Some families in Montreal are denouncing what they say are unthinkable, months-long processing delays for their spousal immigration applications.
Dozens of Montrealers took to the streets Saturday afternoon as thousands of families across the country have been left in limbo since March, waiting for a response or update in their family sponsorship applications. They're calling on the government to grant temporary visas.
Last month, Immigration, Refugees and Citizenship Canada (IRCC) told CBC News that many visa application centres have been temporarily closed because of the COVID-19 pandemic, delaying the processing of applications.

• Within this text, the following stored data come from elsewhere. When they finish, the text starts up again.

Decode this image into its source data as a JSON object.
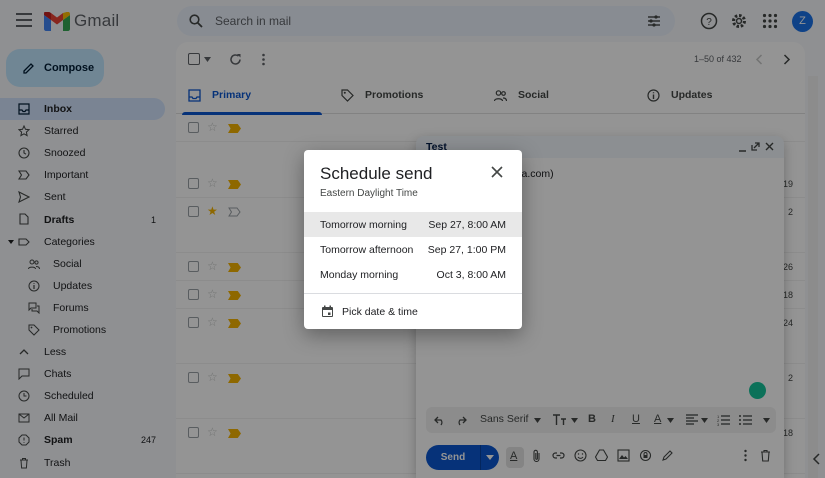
{
  "app": {
    "logo_text": "Gmail",
    "avatar_letter": "Z"
  },
  "search": {
    "placeholder": "Search in mail"
  },
  "sidebar": {
    "compose_label": "Compose",
    "items": [
      {
        "label": "Inbox",
        "icon": "inbox-icon",
        "active": true
      },
      {
        "label": "Starred",
        "icon": "star-icon"
      },
      {
        "label": "Snoozed",
        "icon": "clock-icon"
      },
      {
        "label": "Important",
        "icon": "label-important-icon"
      },
      {
        "label": "Sent",
        "icon": "send-icon"
      },
      {
        "label": "Drafts",
        "icon": "draft-icon",
        "count": "1",
        "bold": true
      },
      {
        "label": "Categories",
        "icon": "label-icon"
      },
      {
        "label": "Social",
        "icon": "people-icon",
        "sub": true
      },
      {
        "label": "Updates",
        "icon": "info-icon",
        "sub": true
      },
      {
        "label": "Forums",
        "icon": "forum-icon",
        "sub": true
      },
      {
        "label": "Promotions",
        "icon": "tag-icon",
        "sub": true
      },
      {
        "label": "Less",
        "icon": "chevron-up-icon"
      },
      {
        "label": "Chats",
        "icon": "chat-icon"
      },
      {
        "label": "Scheduled",
        "icon": "schedule-icon"
      },
      {
        "label": "All Mail",
        "icon": "mail-icon"
      },
      {
        "label": "Spam",
        "icon": "report-icon",
        "count": "247",
        "bold": true
      },
      {
        "label": "Trash",
        "icon": "trash-icon"
      }
    ]
  },
  "toolbar": {
    "pager": "1–50 of 432"
  },
  "tabs": [
    {
      "label": "Primary",
      "icon": "inbox-icon",
      "active": true
    },
    {
      "label": "Promotions",
      "icon": "tag-icon"
    },
    {
      "label": "Social",
      "icon": "people-icon"
    },
    {
      "label": "Updates",
      "icon": "info-icon"
    }
  ],
  "rows": [
    {
      "starred": false,
      "important": true,
      "date": ""
    },
    {
      "starred": false,
      "important": true,
      "date": "19"
    },
    {
      "starred": true,
      "important": false,
      "date": "2"
    },
    {
      "starred": false,
      "important": true,
      "date": "26"
    },
    {
      "starred": false,
      "important": true,
      "date": "18"
    },
    {
      "starred": false,
      "important": true,
      "date": "24"
    },
    {
      "starred": false,
      "important": true,
      "date": "2"
    },
    {
      "starred": false,
      "important": true,
      "date": "18"
    }
  ],
  "compose_window": {
    "title": "Test",
    "to_fragment": "olia.com)",
    "font_name": "Sans Serif",
    "send_label": "Send"
  },
  "schedule_dialog": {
    "title": "Schedule send",
    "timezone": "Eastern Daylight Time",
    "options": [
      {
        "name": "Tomorrow morning",
        "when": "Sep 27, 8:00 AM",
        "highlighted": true
      },
      {
        "name": "Tomorrow afternoon",
        "when": "Sep 27, 1:00 PM"
      },
      {
        "name": "Monday morning",
        "when": "Oct 3, 8:00 AM"
      }
    ],
    "pick_label": "Pick date & time"
  }
}
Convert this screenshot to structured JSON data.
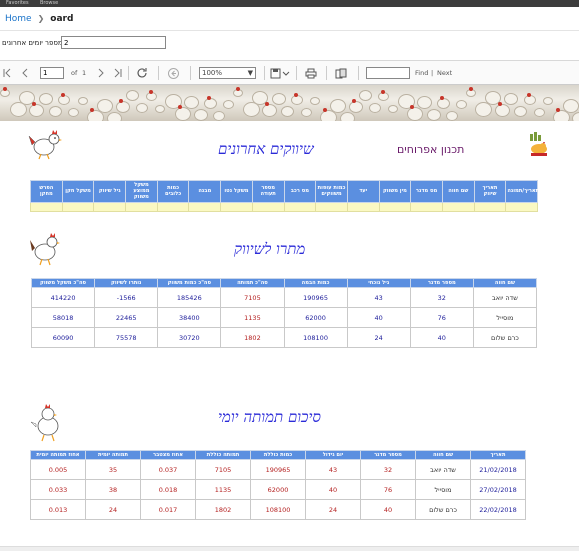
{
  "topbar": {
    "left1": "Favorites",
    "left2": "Browse"
  },
  "breadcrumb": {
    "home": "Home",
    "current": "oard"
  },
  "params": {
    "label": "מספר יומים אחרונים",
    "value": "2"
  },
  "toolbar": {
    "page_value": "1",
    "of_label": "of",
    "total_pages": "1",
    "zoom_value": "100%",
    "find_label": "Find",
    "divider": "|",
    "next_label": "Next"
  },
  "report": {
    "section1_title": "שיווקים אחרונים",
    "brand_title": "תכנון אפרוחים",
    "table1": {
      "headers": [
        "תאריך/תמונה",
        "תאריך שיווק",
        "שם חווה",
        "מס מדגר",
        "מין משווק",
        "יעד",
        "כמות עופות משווקים",
        "מס רכב",
        "מספר תעודה",
        "משקל נטו",
        "מבנה",
        "כמות כלובים",
        "משקל ממוצע משווק",
        "גיל שיווק",
        "משקל חקן",
        "הפרש מחקן"
      ]
    },
    "section2_title": "מתרו לשיווק",
    "table2": {
      "headers": [
        "שם חווה",
        "מספר מדגר",
        "גיל נוכחי",
        "כמות הבמה",
        "סה\"כ תמותה",
        "סה\"כ כמות משווק",
        "נותרו לשיווק",
        "סה\"כ משקל משווק"
      ],
      "rows": [
        [
          "שדה יואב",
          "32",
          "43",
          "190965",
          "7105",
          "185426",
          "-1566",
          "414220"
        ],
        [
          "מוסייל",
          "76",
          "40",
          "62000",
          "1135",
          "38400",
          "22465",
          "58018"
        ],
        [
          "כרם שלום",
          "40",
          "24",
          "108100",
          "1802",
          "30720",
          "75578",
          "60090"
        ]
      ]
    },
    "section3_title": "סיכום תמותה יומי",
    "table3": {
      "headers": [
        "תאריך",
        "שם חווה",
        "מספר מדגר",
        "יום גידול",
        "כמות כוללת",
        "תמותה כוללת",
        "אחוז מצטבר",
        "תמותה יומית",
        "אחוז תמותה יומית"
      ],
      "rows": [
        [
          "21/02/2018",
          "שדה יואב",
          "32",
          "43",
          "190965",
          "7105",
          "0.037",
          "35",
          "0.005"
        ],
        [
          "27/02/2018",
          "מוסייל",
          "76",
          "40",
          "62000",
          "1135",
          "0.018",
          "38",
          "0.033"
        ],
        [
          "22/02/2018",
          "כרם שלום",
          "40",
          "24",
          "108100",
          "1802",
          "0.017",
          "24",
          "0.013"
        ]
      ]
    }
  }
}
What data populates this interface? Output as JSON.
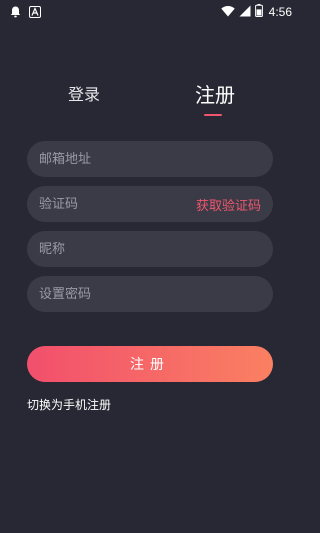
{
  "status_bar": {
    "time": "4:56",
    "battery_level": 0.6,
    "icons": [
      "notification-bell-icon",
      "app-a-icon",
      "wifi-icon",
      "signal-icon",
      "battery-icon"
    ]
  },
  "tabs": [
    {
      "label": "登录",
      "active": false
    },
    {
      "label": "注册",
      "active": true
    }
  ],
  "form": {
    "email_placeholder": "邮箱地址",
    "code_placeholder": "验证码",
    "get_code_label": "获取验证码",
    "nickname_placeholder": "昵称",
    "password_placeholder": "设置密码"
  },
  "register_button": "注册",
  "switch_link": "切换为手机注册",
  "colors": {
    "background": "#272833",
    "field": "#3a3b47",
    "accent": "#f0566d",
    "gradient_start": "#f24f6c",
    "gradient_end": "#fa8062"
  }
}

Marie Carmel Bien-Aimé was one of about 100 protesters who stood outside the Immigration and Citizenship Canada office on Saint-Antoine Street.
She hasn't seen her husband in person for the last nine months, despite getting married in Nigeria nearly two years ago.
Bien-Aimé is unable to leave Montreal because she's raising children from a previous marriage. The couple had decided it would be best for her husband to move to Canada. She said they submitted the sponsorship application in May 2019 but haven't received a single update from the government.
"It's hard on both of us. Our families are deeply affected by this," she said.
Bien-Aimé said the stress of the situation has caused her to lose sleep and she's developed eating problems.
"There's a five hour difference between me and him, so when I wake up half his day is done," she said.
She was supposed to visit her husband in May but pandemic-related travel restrictions forced her to delay the trip.
The couple tried to obtain a temporary resident visa for him, but that application was denied based on article 179 b of the Immigration and Refugee Protection Regulations — a section that states one of the conditions for granting a temporary visa is that the officer must believe the applicant will leave the country once it has expired.
Protesters are calling for the abolition of that section, saying the government uses it to deny applications too often.
"They don't think [my husband is] going to go back home because of lack of travel history and because of family ties in Canada," said Bien-Aimé.
"But the thing is, who in their right mind would jeopardize their application by overstaying in Canada? Nobody in their right mind would do that."
Bien-Aimé said her husband enjoys his life back home in Nigeria and would have no reason to stay in Canada after his visa expires.
"My husband is happy where he lives, it's just that I'm here," she said. "I just want to be with my husband."
Misha Pelletier, who helped organize the protest, has also been separated from her husband because of current processing delays. She has not seen him since April 2019.
"It's very hard to speak to him through FaceTime. I miss him. I miss his touch, I miss the sound of his voice," she said.
"We had a family life here in Quebec and it's been taken away from us."
Pelletier's eight-year-old son, Santino, has also been waiting impatiently for the day he will be reunited with his stepfather.
"I miss him a lot," he said.
Pelletier met her husband three years ago in Quebec. They married in Tunisia in July 2018. His Canadian visa expired a little less than a year later and the couple have been separated ever since.
"I feel that they're not treating immigration equally. I mean, they have students basically coming with express visas, as well as temporary workers," she said. "I feel like we're at the bottom of the list."
Similar protests were also held in other cities across the country this weekend, including in Ottawa, Edmonton, and Vancouver.
In response to the protests, the IRCC said it is continuing to accept and process applications and will "find an innovative and compassionate way to reunite families," while respecting public health guidelines.